There is another possible explanation for the surprising calm: traders are reading their history books; more specifically, looking at the evidence from the last two centuries of financial history, it seems silly to assume that war is bad for stock prices or volatility.

Consider some analysis from the Ned Davis research group, which looked at more than 50 crisis events over the last 100 years, such as the Covid-19 crash and World War II. It found that while the Dow Jones Industrial Average tended to fall at the start of a crisis, by an average of 7 percent, it then recovered to gain an average of 4.2 percent three weeks later and 9.6 percent afterward. 18 weeks.

There are exceptions to this pattern, mostly “while the Fed bursts a bubble,” NDR says. When the JPMorgan office was bombed in 1920, markets did not lastingly recover after the initial crash, nor did they after the Suez Canal impact in 1956, the US invasion of Grenada in 1983, or the Russian invasion of Georgia. in 2008. This caveat might be relevant again now given Powell’s recent comments.

If you want another historical reason to stay calm, look at volatility. A trio of American economists (Gustavo Cortés, Angela Vossmeyer and Marc Weidenmier) have just published a paper titled “Equity Volatility and the Puzzle of War” which calculates that, over the past century, the level of US stock market volatility has been on average 33 percent lower during times of war than in peacetime.
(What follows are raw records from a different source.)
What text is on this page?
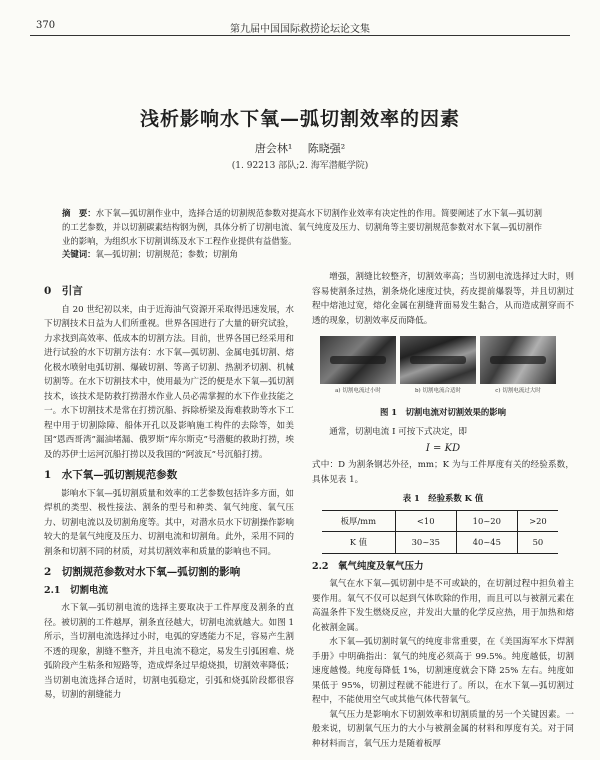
370	第九届中国国际救捞论坛论文集
浅析影响水下氧—弧切割效率的因素
唐会林¹ 陈晓强²
(1. 92213 部队;2. 海军潜艇学院)
摘　要：水下氧—弧切割作业中，选择合适的切割规范参数对提高水下切割作业效率有决定性的作用。简要阐述了水下氧—弧切割的工艺参数，并以切割碳素结构钢为例，具体分析了切割电流、氧气纯度及压力、切割角等主要切割规范参数对水下氧—弧切割作业的影响，为组织水下切割训练及水下工程作业提供有益借鉴。
关键词：氧—弧切割；切割规范；参数；切割角
0　引言
自 20 世纪初以来，由于近海油气资源开采取得迅速发展，水下切割技术日益为人们所重视。世界各国进行了大量的研究试验，力求找到高效率、低成本的切割方法。目前，世界各国已经采用和进行试验的水下切割方法有：水下氧—弧切割、金属电弧切割、熔化极水喷射电弧切割、爆破切割、等离子切割、热割矛切割、机械切割等。在水下切割技术中，使用最为广泛的便是水下氧—弧切割技术，该技术是防救打捞潜水作业人员必需掌握的水下作业技能之一。水下切割技术是常在打捞沉船、拆除桥梁及海难救助等水下工程中用于切割除障、船体开孔以及影响施工构件的去除等，如美国“恩西哥湾”漏油堵漏、俄罗斯“库尔斯克”号潜艇的救助打捞，埃及的苏伊士运河沉船打捞以及我国的“阿波瓦”号沉船打捞。
1　水下氧—弧切割规范参数
影响水下氧—弧切割质量和效率的工艺参数包括许多方面，如焊机的类型、极性接法、割条的型号和种类、氧气纯度、氧气压力、切割电流以及切割角度等。其中，对潜水员水下切割操作影响较大的是氧气纯度及压力、切割电流和切割角。此外，采用不同的割条和切割不同的材质，对其切割效率和质量的影响也不同。
2　切割规范参数对水下氧—弧切割的影响
2.1　切割电流
水下氧—弧切割电流的选择主要取决于工件厚度及割条的直径。被切割的工件越厚，割条直径越大，切割电流就越大。如图 1 所示，当切割电流选择过小时，电弧的穿透能力不足，容易产生割不透的现象，割缝不整齐，并且电流不稳定，易发生引弧困难、烧弧阶段产生粘条和短路等，造成焊条过早熄烧损，切割效率降低；当切割电流选择合适时，切割电弧稳定，引弧和烧弧阶段都很容易，切割的割缝能力
增强，割缝比较整齐，切割效率高；当切割电流选择过大时，则容易使割条过热，割条烧化速度过快，药皮提前爆裂等，并且切割过程中熔池过宽，熔化金属在割缝背面易发生黏合，从而造成割穿而不透的现象，切割效率反而降低。
a) 切割电流过小时	b) 切割电流合适时	c) 切割电流过大时
图 1　切割电流对切割效果的影响
通常，切割电流 I 可按下式决定，即
I = KD
式中：D 为割条钢芯外径，mm；K 为与工件厚度有关的经验系数，具体见表 1。
表 1　经验系数 K 值
板厚/mm	<10	10~20	>20
K 值	30~35	40~45	50
2.2　氧气纯度及氧气压力
氧气在水下氧—弧切割中是不可或缺的，在切割过程中担负着主要作用。氧气不仅可以起到气体吹除的作用，而且可以与被割元素在高温条件下发生燃烧反应，并发出大量的化学反应热，用于加热和熔化被割金属。
水下氧—弧切割时氧气的纯度非常重要，在《美国海军水下焊割手册》中明确指出：氧气的纯度必须高于 99.5%。纯度越低，切割速度越慢。纯度每降低 1%，切割速度就会下降 25% 左右。纯度如果低于 95%，切割过程就不能进行了。所以，在水下氧—弧切割过程中，不能使用空气或其他气体代替氧气。
氧气压力是影响水下切割效率和切割质量的另一个关键因素。一般来说，切割氧气压力的大小与被割金属的材料和厚度有关。对于同种材料而言，氧气压力是随着板厚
This seems strange, given that war usually triggers geopolitical uncertainty and inflationary spirals of the kind we are facing now. But the authors say this “puzzle of war,” identified by economist William Schwert, reflects in part the fact that the United States has not fought a war on its own soil in more than a century.

Furthermore, when war breaks out, governments tend to implement tighter controls on trade and invest in military resources. This “massive public spending” means that corporate profits are “easier to forecast during times of war,” economists argue, since bureaucrats’ budgets are more predictable than free markets and military spending can represent a significant part of the overall index.

“Sector-level regressions show that defense spending predicts lower volatility in the stocks of companies that produce military items,” they add, noting that this applied not only to both world wars, but that “forecasts of defense company earnings by stock analysts [also became] significantly less dispersed after 9/11 and the invasions of Afghanistan (2001) and Iraq (2003).”

Could this pattern play again today? Most likely as I noticed, The events in Ukraine are contributing to a pre-existing, albeit subtle, reset of the relationship between business and government that began during the pandemic. Industrial policy is no longer a taboo concept and defense spending will almost certainly increase as well.

What makes this crisis different from previous ones is that tech giants, not industrial groups, dominate the US stock market now. It may be foolish to assume that this war will not be fought inside the US: even without physical shootings on national soil, a major cyberattack could do economic damage, as President Joe Biden has explicitly stated. warned this week. Then there is the (hopefully unthinkable) possibility of nuclear war; we are still at an early stage of this conflict.

Still, at the moment the reality is that traders do not seem to be pricing in such tail risks. Instead, the pattern appears to be returning to the historical norm.

Does this leave markets heartless? Yes. Could it make traders look naive about long-term tail risks? Quite possibly. But it is also yet another example of how events in Ukraine have not unfolded as the pundits in the salon might have predicted. It is unlikely to be the last.